Wednesday, July 19, 2006

O Poeta é um ser transcendental?



Casa - "Surpresa. Após tanto deste amor, supunha tê-lo espalhado pelo mundo."

- Giuseppe Ungaretti

Questão: Se "o poeta acaba sempre por encontrar as palavras que nos encaixam", como diz a azuki, o que faz com que esse mesmo poeta tenha essa capacidade? Nasce o trabalho do poeta através do seu especial talento ou, antes, de muito trabalho? Ou das duas? É da transpiração que vem a obra-prima ou da inalcançável transcendência?



4 comments:

marta cs said...

Sem poder desenvolver muito (trabalho aos molhos), na minha opinião, é uma questão de sensibilidade. E de outras coisas, claro.

E lembrei-me de uns versos do José Gomes Ferreira (o incontornável...):

Nós, os poetas viris,
que trazemos nos olhos
as lágrimas dos outros.


Presunção? Não acho.

Baci :)

Ricardo said...

Claro, sensibilidade. Obviamente. Mas deixar correr no papel o líquido que nasce da sensibilidade é para todos? A resposta é negativa, pois claro. Então, em que ficamos? Na minha opinião, o poeta é poeta por não ser outra coisa. Parece romântico (e é), mas só assim eu concebo alguém poeta. Uma pessoa que não pode deixar de o ser. Por essas lágrimas que correm, mesmo as dos outros. O trabalho não é desprezável mas tem de haver mais... não acredito que alguém que, hipoteticamente, se dedicasse a fazer poemas durante 30 anos, dez horas por dia, conseguisse pérolas iguais a certos poetas. Eu dou a primazia ao talento...

marta cs said...

Não é para todos. Parece e é romântico e eu às vezes detesto ser romÂntica, mas eu confesso: eu acho que sim, que o poeta é transcendental. Ou seja, não é para qualquer um. Não, senhor! Voto no talento. Mas também é preciso trabalho, para acertar com vírgulas e ortografia e mais não sei o quê! eheheh :)

azuki said...

Não me parece que poeta que não tenha uma ponta de génio e uma enorme sensibilidade consiga ser mais do que medíocre. Acresce que há pessoas suficientemente afortunadas a ponto de serem bem mais inspiração do que transpiração. No entanto, não creio que a produção sistemática de qualidade possa prescindir do rigor, da exigência, da dedicação.

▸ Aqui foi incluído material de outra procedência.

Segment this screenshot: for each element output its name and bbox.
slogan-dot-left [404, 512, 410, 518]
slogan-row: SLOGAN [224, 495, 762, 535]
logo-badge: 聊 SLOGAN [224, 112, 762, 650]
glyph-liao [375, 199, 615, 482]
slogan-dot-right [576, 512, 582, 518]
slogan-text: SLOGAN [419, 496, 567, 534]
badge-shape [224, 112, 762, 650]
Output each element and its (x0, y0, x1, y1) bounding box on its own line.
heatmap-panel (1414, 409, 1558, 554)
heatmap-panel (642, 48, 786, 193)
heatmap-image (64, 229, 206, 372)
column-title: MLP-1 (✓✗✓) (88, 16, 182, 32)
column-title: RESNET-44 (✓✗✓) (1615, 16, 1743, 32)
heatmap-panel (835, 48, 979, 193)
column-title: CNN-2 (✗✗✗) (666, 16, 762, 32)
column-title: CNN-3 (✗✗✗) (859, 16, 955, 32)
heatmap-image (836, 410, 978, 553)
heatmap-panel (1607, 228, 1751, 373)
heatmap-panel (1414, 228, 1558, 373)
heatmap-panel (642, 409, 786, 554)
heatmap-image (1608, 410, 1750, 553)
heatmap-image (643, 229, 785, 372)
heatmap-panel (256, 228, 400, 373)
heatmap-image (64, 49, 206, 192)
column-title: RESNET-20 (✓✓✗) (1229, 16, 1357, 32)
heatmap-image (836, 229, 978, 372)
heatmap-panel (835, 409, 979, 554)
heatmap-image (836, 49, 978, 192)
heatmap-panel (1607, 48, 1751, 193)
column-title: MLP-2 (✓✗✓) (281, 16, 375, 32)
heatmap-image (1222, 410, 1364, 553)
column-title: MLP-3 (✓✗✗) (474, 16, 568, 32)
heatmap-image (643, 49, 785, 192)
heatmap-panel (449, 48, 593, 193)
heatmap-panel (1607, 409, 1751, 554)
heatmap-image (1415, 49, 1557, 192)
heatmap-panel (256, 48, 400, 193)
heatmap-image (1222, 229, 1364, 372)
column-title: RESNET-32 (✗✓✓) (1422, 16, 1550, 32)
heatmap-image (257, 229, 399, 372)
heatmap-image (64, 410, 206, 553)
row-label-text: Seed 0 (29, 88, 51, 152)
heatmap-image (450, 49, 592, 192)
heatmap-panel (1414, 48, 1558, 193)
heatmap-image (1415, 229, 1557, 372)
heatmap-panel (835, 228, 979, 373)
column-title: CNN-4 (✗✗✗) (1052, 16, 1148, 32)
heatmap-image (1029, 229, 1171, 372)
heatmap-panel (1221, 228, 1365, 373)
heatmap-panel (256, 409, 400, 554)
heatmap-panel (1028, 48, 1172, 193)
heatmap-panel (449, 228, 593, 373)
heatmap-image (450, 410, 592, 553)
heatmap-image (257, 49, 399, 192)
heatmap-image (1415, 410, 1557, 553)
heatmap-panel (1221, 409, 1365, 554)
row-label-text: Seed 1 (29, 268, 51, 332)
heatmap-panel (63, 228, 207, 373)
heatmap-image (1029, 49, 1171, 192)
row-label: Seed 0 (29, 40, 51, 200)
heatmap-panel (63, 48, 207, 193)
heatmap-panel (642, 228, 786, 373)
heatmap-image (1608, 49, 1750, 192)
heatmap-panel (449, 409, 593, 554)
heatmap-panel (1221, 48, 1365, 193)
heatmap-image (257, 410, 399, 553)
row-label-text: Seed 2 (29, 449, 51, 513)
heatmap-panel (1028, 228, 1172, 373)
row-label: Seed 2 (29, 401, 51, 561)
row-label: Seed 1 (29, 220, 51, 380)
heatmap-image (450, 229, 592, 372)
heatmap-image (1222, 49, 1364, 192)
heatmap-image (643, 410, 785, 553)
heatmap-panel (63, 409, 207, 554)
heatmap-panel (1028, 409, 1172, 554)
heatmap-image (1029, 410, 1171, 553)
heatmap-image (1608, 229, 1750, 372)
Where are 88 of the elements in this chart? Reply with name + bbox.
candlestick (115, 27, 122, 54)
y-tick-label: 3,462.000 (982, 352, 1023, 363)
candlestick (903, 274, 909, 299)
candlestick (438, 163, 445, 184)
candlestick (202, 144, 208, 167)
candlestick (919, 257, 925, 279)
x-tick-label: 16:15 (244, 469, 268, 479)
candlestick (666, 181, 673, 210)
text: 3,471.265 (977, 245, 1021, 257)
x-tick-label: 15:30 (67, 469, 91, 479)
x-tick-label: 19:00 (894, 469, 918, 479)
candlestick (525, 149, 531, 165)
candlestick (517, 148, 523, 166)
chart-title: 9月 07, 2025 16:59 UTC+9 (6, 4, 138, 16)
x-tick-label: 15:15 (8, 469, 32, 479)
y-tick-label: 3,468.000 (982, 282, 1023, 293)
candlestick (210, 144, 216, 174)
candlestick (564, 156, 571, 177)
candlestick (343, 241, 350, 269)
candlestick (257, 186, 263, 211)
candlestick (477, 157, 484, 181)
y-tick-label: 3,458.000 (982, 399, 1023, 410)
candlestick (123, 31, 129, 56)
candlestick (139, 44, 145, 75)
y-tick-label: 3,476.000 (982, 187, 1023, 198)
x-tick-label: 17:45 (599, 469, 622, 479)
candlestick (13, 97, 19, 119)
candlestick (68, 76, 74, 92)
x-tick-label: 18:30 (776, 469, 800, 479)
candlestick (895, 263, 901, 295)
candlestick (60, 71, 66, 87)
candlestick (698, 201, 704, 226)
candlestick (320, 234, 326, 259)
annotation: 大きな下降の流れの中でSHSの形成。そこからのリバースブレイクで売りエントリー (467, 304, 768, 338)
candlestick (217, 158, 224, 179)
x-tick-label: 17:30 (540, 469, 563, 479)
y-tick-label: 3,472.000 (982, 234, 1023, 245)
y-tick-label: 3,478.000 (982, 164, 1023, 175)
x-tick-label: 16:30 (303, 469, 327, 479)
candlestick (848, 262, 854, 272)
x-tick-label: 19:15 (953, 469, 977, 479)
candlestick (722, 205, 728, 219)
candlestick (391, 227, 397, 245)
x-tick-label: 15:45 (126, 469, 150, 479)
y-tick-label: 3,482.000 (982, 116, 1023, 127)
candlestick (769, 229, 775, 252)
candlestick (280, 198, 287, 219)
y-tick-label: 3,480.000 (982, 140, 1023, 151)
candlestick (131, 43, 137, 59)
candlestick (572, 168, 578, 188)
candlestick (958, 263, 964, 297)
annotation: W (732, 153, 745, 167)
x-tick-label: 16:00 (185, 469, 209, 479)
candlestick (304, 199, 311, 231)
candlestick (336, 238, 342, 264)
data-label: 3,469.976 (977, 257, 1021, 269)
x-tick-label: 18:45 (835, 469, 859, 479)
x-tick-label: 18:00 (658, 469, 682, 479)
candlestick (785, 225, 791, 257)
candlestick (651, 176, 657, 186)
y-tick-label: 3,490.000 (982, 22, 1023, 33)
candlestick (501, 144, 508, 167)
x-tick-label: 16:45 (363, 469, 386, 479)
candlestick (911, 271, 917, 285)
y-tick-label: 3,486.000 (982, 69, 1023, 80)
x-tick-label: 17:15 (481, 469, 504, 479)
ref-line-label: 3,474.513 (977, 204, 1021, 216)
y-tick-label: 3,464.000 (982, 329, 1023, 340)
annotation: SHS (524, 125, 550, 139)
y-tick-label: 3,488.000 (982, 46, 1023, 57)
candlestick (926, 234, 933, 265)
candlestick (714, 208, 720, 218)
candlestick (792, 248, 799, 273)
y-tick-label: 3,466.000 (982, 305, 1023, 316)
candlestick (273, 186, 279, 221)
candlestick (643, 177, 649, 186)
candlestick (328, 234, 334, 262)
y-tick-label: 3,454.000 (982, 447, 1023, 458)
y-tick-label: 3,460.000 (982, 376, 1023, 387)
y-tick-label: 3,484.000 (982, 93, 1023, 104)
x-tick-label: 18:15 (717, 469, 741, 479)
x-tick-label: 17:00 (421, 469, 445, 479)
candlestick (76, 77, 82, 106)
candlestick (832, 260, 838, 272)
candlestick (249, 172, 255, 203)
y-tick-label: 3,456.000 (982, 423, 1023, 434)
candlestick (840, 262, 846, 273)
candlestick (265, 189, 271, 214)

Lembro-me agora de um poeta cuja escrita é tão límpida, que quase parece fácil: os seus poemas não têm, nem necessitam, de artifícios, porque Eugénio de Andrade tinha a obsessão das palavras certas. Contudo, essa simplicidade (também) era sinónimo de tempo e disciplina: “Sou capaz de passar oito horas à roda de um poema e no dia seguinte deitá-lo ao lixo. Sou capaz de não dormir por causa de um verso”.